Pfizer and US President Donald Trump said they had cut a deal in which the US-based drugmaker agreed to lower prescription drug prices in the Medicaid programme to what it charges in other developed countries in exchange for tariff relief.
Trump also said Pfizer would offer that most-favoured-nation pricing on all new drugs launched in the US and flagged that other drugmakers will follow suit.
Shares of Pfizer rose more than 6%, and the news lifted Eli Lilly, Merck, Amgen, AbbVie and GSK shares on Wall Street overnight as well on investor relief that they would escape the worst of tariffs.
US patients currently pay by far the most for prescription medicines, often nearly three times more than in other developed nations, and Trump has been pressuring drugmakers to lower their prices to what patients pay elsewhere.
Pfizer will be part of the White House's new direct-to-consumer website for Americans to buy drugs, called TrumpRx, that will launch in 2026.
"The United States is done subsidising the healthcare of the rest of the world," Trump said, speaking at an event in the Oval Office accompanied by Pfizer CEO Albert Bourla, Health Secretary Robert F Kennedy Jr and others.
Several drugmakers have already set up direct-to-consumer pricing for some of their drugs, to be listed on a new website from the US lobby group PhRMA, and raised the prices of their therapies in Britain in line with Trump's desire to offset price decreases in the US.
On September 25, Trump announced he would impose a 100% tariff on imports of branded or patented pharmaceutical products from October 1, unless a drugmaker is building a manufacturing plant in the US.
Pfizer is the first drugmaker to announce a deal. Trump sent letters to 17 leading drug companies in July telling them to slash prices to match those paid overseas. He asked them to respond with binding commitments by September 29.
Sources at five large drugmakers told Reuters the Trump-Pfizer announcement caught their companies by surprise and that they watched the White House press conference to gauge its implications.
Pfizer will invest $70 billion in research and development and domestic manufacturing and received a three-year grace period during which its products will not be subject to the pharmaceutical-targeted tariffs, "as long as, of course, we move the products here," Bourla said.
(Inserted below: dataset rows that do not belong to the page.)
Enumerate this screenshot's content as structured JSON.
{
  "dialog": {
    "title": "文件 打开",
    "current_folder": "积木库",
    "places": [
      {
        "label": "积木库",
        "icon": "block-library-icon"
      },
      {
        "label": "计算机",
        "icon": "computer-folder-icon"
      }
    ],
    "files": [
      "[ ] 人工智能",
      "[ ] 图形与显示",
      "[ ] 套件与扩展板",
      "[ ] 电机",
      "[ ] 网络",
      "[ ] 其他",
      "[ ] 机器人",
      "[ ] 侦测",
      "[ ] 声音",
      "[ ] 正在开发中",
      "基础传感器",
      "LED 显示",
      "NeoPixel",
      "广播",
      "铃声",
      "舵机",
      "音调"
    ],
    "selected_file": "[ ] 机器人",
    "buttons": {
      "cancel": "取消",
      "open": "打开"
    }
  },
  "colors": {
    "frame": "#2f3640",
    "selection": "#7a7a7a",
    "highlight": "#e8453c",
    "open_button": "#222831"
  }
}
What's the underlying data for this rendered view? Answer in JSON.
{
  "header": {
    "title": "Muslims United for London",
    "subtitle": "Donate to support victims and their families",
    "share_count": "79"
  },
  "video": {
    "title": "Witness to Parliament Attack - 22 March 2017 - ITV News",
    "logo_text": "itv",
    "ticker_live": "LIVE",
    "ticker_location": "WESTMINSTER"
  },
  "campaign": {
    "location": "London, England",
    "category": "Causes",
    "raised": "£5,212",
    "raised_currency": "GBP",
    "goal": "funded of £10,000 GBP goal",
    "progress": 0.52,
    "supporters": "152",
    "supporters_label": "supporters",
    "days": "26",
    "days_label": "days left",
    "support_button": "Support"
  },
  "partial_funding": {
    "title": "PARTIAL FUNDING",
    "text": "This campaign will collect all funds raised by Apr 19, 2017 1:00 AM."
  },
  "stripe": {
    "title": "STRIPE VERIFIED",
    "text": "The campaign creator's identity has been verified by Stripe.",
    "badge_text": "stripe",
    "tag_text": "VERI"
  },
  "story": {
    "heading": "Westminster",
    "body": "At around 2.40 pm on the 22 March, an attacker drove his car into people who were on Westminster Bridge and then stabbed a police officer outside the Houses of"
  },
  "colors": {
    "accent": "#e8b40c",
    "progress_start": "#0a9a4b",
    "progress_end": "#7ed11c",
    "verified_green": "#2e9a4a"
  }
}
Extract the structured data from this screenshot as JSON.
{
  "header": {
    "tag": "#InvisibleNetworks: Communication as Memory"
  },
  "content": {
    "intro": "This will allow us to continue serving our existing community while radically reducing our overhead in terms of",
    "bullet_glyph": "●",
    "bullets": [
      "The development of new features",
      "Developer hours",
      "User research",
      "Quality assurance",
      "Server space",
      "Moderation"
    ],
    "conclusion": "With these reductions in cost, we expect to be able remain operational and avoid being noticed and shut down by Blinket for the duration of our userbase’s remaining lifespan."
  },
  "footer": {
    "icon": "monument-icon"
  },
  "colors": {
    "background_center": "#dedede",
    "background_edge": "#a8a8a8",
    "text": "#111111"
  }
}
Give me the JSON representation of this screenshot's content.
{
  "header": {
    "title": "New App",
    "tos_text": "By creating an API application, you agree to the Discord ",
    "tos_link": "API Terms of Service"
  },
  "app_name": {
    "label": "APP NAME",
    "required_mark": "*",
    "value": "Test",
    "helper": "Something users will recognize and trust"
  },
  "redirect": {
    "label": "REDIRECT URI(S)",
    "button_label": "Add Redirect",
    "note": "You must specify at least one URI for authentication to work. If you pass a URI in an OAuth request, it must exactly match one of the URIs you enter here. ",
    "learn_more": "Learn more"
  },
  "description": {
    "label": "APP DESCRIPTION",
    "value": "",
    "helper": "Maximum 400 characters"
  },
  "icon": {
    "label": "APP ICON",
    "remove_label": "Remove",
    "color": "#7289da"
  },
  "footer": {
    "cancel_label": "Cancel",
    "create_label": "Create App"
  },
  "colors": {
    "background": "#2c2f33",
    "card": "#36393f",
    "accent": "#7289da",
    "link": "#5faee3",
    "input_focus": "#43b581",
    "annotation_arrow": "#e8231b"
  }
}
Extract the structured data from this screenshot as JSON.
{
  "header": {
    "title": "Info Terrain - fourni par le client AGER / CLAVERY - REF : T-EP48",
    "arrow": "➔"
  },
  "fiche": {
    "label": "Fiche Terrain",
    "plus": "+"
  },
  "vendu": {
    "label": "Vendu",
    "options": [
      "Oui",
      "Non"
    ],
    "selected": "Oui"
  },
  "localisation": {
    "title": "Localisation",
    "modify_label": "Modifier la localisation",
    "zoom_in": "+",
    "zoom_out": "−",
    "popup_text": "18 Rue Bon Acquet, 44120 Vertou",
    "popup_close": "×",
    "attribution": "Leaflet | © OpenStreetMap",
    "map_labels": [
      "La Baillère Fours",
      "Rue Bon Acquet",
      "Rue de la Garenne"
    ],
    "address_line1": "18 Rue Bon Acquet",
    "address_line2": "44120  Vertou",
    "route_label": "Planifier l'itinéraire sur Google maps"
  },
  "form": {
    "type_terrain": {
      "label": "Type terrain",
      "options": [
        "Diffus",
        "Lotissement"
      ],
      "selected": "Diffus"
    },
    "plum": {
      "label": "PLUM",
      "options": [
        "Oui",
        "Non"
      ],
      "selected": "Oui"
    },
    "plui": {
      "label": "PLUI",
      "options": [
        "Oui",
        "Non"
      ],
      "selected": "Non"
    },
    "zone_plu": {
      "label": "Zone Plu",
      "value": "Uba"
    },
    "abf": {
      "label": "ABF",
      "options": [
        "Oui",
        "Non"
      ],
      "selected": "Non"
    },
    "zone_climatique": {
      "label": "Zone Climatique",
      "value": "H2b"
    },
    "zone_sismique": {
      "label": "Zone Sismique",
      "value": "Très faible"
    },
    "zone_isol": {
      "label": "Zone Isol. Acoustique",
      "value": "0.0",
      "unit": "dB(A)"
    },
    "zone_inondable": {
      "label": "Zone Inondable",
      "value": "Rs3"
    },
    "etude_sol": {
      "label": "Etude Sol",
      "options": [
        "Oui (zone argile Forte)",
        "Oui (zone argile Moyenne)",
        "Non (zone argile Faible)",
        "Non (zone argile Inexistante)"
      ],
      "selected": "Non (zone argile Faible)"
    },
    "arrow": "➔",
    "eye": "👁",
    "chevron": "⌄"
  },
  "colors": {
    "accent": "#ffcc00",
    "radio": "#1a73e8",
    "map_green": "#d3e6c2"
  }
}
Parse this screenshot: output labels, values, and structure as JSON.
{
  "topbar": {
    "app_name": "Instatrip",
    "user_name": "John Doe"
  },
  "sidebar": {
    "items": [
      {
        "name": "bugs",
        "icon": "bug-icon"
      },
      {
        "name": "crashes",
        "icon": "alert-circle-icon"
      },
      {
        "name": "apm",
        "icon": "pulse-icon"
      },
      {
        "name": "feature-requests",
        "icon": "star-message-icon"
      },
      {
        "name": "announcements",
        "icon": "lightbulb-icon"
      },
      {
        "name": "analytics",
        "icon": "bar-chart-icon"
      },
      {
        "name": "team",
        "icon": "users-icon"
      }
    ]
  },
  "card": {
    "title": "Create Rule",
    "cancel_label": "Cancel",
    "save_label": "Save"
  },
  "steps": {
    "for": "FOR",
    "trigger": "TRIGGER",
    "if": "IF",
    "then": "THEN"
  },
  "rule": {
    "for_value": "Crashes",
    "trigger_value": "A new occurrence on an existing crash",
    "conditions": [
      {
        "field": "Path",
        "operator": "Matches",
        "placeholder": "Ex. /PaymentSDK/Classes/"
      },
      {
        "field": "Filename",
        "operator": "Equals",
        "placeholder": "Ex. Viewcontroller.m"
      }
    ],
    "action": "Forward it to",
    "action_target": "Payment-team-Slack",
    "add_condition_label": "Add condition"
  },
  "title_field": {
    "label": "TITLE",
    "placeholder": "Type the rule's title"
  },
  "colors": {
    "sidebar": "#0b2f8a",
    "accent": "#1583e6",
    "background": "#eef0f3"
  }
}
Pfizer said a large majority of its primary care treatments and some select specialty brands will be offered at savings that will range as high as 85% and on average 50%.
According to a poster on display at the event, those will include rheumatoid arthritis drug Xeljanz, which carries a list price of over $6,000 a month, migraine treatment Zavzpret, dermatitis drug Eucrisa and post-menopausal osteoporosis medication Duavee.
Drugmakers' shares rose because the price concessions are limited to Medicaid, said Daniel Barasa, portfolio manager at investment firm Gabelli Funds.
Barasa said the deal was "a highly favourable outcome for the industry. Given that Medicaid already benefits from substantial discounts and rebates - exceeding 80% in certain cases - the incremental impact on manufacturers is relatively minimal."
New Medicaid prices are also set to launch in 2026, a senior administration official said on a media call. The most-favoured-nation pricing is based on the lowest price paid in eight other wealthy countries after fees and rebates.
More than 70 million people are covered by Medicaid, the state and federal government programme for low-income people. But drug spending in the programme is dwarfed by that of its sister program Medicare, which covers people aged 65 and older or who have disabilities and is not included in this latest announcement.
Medicare's drug spending reached $216 billion in 2021, while Medicaid's gross spending was around $80 billion.
Anna Kaltenboeck, a health economist at Verdant Research, said that if Pfizer and other companies provide supplemental rebates to Medicaid, that could be significant, as it would support states struggling with the cost of specialty drugs.
Medicaid spends less on drugs than other payers, however, so the impact would be less dramatic than if the reductions applied to Medicare, she said.